Translating the open guard jargon has become a recent mission of Adem Redzovic. A Brazilian Jiu Jitsu black belt, Adem teaches at Team Redzovic in Chicago, IL and is my original BJJ instructor. Adem, and his brother and teacher, Eddie Redzovic were the first Americans to start a Gracie Barra school, and they have since become an independent based out of Chicago.
In the video above Adem breaks open guard success down to six principles:
1. Be the One to Open the Guard
Whoever opens the guard is winning the battle by taking the initiative. If the guard player opens the guard, he or she will be able to establish the open guard of their choice, if the guard passer opens the guard then the guard pass is already under way.
2. Maintain Four Points of Contact
Remember the guard is about controlling the movement of the guard passer, and any open guard variation that you may want to play it will require four points of contact with the top player.
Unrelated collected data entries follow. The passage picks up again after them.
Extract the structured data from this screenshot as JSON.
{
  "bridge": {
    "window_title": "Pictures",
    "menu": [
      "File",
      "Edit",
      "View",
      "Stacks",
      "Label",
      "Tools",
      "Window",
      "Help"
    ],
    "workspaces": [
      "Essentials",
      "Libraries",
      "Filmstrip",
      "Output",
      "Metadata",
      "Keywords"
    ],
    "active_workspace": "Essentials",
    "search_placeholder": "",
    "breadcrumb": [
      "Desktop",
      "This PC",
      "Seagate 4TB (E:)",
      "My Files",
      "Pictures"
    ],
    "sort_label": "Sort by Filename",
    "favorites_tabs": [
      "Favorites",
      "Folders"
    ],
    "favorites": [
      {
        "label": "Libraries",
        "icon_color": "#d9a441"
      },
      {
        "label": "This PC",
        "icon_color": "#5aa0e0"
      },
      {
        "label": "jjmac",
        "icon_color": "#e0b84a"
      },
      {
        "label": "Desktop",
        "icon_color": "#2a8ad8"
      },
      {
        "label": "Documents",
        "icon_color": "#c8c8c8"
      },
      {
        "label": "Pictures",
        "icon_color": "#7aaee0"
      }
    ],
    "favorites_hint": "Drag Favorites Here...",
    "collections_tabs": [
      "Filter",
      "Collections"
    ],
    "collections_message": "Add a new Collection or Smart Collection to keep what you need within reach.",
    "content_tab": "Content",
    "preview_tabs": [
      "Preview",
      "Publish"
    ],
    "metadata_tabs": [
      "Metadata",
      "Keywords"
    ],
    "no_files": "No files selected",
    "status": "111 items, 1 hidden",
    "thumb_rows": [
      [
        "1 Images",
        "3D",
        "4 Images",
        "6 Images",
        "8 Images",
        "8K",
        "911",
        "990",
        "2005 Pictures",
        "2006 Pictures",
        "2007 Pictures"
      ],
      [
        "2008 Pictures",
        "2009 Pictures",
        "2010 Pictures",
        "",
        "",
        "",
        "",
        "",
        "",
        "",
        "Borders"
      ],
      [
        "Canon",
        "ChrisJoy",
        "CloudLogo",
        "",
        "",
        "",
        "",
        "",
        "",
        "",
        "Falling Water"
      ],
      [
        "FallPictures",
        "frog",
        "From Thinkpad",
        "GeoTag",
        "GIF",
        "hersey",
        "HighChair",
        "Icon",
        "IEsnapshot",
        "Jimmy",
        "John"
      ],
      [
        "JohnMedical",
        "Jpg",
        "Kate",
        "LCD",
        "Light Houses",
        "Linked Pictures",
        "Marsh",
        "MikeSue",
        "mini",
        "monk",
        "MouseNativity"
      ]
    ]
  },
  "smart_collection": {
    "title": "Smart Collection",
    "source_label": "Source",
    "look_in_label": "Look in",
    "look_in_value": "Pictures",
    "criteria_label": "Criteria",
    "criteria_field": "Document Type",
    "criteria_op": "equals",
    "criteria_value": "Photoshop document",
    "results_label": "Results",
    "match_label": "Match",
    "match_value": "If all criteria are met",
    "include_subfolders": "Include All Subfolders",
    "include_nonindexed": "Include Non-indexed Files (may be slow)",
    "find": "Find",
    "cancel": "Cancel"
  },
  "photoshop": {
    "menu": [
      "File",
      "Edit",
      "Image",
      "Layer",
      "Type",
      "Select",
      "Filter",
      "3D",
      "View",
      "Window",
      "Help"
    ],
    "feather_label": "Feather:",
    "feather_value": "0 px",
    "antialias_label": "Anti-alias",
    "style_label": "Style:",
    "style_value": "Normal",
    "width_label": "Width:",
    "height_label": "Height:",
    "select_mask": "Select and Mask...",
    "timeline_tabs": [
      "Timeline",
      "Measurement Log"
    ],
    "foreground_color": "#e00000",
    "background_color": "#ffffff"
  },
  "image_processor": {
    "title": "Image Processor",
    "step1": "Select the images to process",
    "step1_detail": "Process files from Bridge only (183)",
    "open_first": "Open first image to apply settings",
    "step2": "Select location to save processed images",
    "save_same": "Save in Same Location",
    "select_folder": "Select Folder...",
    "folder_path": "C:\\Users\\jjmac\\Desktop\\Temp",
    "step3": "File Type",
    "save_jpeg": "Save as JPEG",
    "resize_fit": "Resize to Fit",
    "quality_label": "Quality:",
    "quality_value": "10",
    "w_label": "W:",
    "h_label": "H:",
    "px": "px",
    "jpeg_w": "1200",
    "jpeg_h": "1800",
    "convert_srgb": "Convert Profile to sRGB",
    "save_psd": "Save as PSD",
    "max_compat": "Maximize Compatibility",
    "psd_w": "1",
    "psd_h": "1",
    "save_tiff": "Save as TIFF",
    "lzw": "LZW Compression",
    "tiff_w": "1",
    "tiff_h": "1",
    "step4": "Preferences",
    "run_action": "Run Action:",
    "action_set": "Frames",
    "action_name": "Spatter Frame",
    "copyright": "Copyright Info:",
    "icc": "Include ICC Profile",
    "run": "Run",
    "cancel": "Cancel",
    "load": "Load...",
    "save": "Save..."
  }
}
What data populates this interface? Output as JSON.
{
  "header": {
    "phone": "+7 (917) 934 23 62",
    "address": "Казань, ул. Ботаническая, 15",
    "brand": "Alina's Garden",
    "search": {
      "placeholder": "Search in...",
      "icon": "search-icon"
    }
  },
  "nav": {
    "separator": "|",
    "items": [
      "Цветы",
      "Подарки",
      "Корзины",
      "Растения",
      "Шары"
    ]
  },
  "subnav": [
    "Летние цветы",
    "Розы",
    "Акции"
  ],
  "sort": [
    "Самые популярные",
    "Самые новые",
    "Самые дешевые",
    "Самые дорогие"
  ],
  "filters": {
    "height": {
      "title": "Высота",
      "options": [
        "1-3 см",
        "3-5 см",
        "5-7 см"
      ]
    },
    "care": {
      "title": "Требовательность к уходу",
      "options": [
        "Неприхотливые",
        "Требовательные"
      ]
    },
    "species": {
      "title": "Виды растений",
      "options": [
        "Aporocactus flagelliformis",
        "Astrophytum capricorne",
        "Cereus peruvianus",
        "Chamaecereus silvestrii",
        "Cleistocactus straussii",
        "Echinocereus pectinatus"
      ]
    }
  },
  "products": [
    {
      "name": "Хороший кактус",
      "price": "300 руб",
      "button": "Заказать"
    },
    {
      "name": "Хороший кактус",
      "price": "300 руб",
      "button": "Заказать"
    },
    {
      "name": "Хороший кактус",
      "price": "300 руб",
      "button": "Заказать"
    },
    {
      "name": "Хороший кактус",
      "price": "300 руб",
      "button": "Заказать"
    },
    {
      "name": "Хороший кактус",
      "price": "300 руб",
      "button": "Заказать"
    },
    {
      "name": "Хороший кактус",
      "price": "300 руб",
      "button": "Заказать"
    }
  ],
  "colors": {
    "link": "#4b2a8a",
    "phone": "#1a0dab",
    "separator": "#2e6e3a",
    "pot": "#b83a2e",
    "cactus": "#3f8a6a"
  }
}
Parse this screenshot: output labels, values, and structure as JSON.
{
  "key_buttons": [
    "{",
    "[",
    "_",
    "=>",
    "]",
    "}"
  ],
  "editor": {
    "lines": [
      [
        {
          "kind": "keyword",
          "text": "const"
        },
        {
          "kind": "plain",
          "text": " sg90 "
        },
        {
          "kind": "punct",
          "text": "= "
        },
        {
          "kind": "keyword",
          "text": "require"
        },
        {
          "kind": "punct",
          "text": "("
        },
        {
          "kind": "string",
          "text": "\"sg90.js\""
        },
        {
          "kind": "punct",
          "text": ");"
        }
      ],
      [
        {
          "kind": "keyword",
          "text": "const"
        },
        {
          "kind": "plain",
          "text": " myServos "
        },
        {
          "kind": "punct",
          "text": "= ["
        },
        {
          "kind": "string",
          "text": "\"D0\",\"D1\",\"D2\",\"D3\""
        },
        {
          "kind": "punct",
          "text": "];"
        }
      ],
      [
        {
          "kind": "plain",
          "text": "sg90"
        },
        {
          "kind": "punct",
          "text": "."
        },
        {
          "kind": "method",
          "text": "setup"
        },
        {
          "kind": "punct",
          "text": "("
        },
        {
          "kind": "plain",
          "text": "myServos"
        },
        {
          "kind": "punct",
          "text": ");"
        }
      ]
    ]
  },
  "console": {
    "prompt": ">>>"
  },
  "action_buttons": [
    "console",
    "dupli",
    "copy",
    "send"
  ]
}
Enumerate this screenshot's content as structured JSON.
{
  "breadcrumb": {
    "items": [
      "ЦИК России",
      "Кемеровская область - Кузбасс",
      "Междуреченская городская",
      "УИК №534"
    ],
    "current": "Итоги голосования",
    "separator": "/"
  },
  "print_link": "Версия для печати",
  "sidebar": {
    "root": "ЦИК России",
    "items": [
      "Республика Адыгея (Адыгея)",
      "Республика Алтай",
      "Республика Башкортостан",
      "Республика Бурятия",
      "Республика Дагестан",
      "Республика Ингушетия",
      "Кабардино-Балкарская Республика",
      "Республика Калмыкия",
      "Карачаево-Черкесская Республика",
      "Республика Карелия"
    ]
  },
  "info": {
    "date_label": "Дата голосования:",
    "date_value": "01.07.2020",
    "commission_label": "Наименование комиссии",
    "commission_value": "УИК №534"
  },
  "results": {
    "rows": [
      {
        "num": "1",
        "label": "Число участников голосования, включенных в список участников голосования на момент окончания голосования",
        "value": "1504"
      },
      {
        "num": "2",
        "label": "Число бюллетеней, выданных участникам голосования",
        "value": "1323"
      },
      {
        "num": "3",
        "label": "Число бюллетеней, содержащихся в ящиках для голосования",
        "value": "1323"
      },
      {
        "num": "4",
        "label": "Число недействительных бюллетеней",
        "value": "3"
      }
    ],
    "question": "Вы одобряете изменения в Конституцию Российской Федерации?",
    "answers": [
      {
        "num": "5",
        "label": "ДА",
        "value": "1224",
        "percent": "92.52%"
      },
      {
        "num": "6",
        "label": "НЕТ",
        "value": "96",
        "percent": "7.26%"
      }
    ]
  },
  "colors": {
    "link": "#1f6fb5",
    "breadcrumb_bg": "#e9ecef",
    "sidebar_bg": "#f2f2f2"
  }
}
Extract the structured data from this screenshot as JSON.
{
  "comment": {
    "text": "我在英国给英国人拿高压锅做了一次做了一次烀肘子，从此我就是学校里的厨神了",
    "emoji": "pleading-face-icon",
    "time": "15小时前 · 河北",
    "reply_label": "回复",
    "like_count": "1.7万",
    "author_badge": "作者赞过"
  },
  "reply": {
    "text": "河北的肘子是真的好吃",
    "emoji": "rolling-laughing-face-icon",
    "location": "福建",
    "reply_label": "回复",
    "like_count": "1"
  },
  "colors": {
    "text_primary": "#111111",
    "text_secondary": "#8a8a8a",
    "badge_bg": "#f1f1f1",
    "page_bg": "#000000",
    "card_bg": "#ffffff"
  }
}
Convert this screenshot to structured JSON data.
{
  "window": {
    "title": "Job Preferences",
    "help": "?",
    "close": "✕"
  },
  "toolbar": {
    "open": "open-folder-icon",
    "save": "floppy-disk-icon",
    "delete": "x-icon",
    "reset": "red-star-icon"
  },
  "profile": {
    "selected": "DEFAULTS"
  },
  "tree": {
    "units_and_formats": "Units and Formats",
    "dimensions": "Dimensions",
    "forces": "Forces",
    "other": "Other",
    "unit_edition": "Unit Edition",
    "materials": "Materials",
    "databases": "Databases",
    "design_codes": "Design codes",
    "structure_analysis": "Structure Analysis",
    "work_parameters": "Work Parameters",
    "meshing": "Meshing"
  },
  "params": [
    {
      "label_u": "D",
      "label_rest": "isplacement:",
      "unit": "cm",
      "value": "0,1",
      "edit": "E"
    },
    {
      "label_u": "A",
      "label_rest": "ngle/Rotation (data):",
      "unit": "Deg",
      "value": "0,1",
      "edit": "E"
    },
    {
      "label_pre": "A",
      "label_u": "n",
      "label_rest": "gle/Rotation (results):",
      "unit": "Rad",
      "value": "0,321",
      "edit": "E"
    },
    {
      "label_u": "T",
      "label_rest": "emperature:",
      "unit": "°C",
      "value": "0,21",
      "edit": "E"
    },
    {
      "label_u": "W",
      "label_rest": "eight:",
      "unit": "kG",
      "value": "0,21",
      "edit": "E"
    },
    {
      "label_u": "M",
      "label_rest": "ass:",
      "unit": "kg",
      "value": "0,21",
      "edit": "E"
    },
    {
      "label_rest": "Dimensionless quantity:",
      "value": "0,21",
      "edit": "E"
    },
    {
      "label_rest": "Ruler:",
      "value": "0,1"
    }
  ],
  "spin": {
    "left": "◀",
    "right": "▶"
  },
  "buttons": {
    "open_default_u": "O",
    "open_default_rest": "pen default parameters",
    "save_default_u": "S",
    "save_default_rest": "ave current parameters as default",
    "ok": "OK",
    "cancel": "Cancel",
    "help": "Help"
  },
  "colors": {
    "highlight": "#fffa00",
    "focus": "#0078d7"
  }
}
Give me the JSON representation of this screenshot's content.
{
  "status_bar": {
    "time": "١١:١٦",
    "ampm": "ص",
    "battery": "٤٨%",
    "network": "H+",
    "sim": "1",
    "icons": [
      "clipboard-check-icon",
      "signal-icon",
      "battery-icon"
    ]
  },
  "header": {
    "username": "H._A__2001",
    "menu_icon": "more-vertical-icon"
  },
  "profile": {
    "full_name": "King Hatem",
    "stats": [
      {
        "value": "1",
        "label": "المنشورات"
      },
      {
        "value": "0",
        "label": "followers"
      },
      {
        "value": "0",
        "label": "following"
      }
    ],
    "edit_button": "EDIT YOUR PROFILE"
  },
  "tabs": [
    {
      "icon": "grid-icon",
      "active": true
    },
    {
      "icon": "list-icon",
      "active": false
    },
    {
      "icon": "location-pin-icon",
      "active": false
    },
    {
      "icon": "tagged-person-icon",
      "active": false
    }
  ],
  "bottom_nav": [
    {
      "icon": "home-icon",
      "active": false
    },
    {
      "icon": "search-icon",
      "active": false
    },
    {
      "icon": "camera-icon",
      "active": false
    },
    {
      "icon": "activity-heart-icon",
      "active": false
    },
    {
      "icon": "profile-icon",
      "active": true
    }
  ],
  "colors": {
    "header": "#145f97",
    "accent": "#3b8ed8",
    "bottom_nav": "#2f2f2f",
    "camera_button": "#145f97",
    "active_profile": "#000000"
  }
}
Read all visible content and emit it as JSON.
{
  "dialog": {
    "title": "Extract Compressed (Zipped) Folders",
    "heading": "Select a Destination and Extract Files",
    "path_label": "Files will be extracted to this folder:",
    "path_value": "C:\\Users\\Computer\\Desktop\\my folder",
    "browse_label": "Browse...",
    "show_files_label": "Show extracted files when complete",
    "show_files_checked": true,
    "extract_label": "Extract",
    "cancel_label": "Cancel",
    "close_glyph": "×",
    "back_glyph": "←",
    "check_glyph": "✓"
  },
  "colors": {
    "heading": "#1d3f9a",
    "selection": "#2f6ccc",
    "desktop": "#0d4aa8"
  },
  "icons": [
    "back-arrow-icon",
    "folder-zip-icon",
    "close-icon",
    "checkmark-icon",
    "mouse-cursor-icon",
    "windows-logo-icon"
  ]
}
Each limb of the guard player should be doing something in the open guard, otherwise the top player is likely going to pass.
3. The Feet are your First Line of Defense
One of the big benefits of the guard is that it helps prevent top pressure, allowing the bottom fighter to move their hips, make angles, and breathe. The first defense against that pressure in open guard is your feet, either with De la Riva hooks, Spider guard, or lasso grips.
4. The Knees are the Second Line of Defense
After an opponent has passed the feet, the knees become the guard player's next defense against pressure and method of creating space to move.
5. Third Line of Defense is Defensive Positioning
If an opponent is passing by the knees, don't fight a losing battle and up flattened on your back. Take the initiative again and transition to a strong defensive position, such as a fully established half guard.
6. Don't Be Afraid to Reset
Sweeping or submitting from the guard against a similarly skilled opponent is work, don't expect it to be easy or quick. So don't be adverse to going back to square one and starting over, be it the original open guard, a different open guard, or the closed guard. That can actually be rather demoralizing for some guard passers.
Hope you find this video helpful, and remember these same concepts can be applied when passing the open guard also. Adem is also working on a video specifically for an Advanced Class piece, so keep your eyes peeled for that.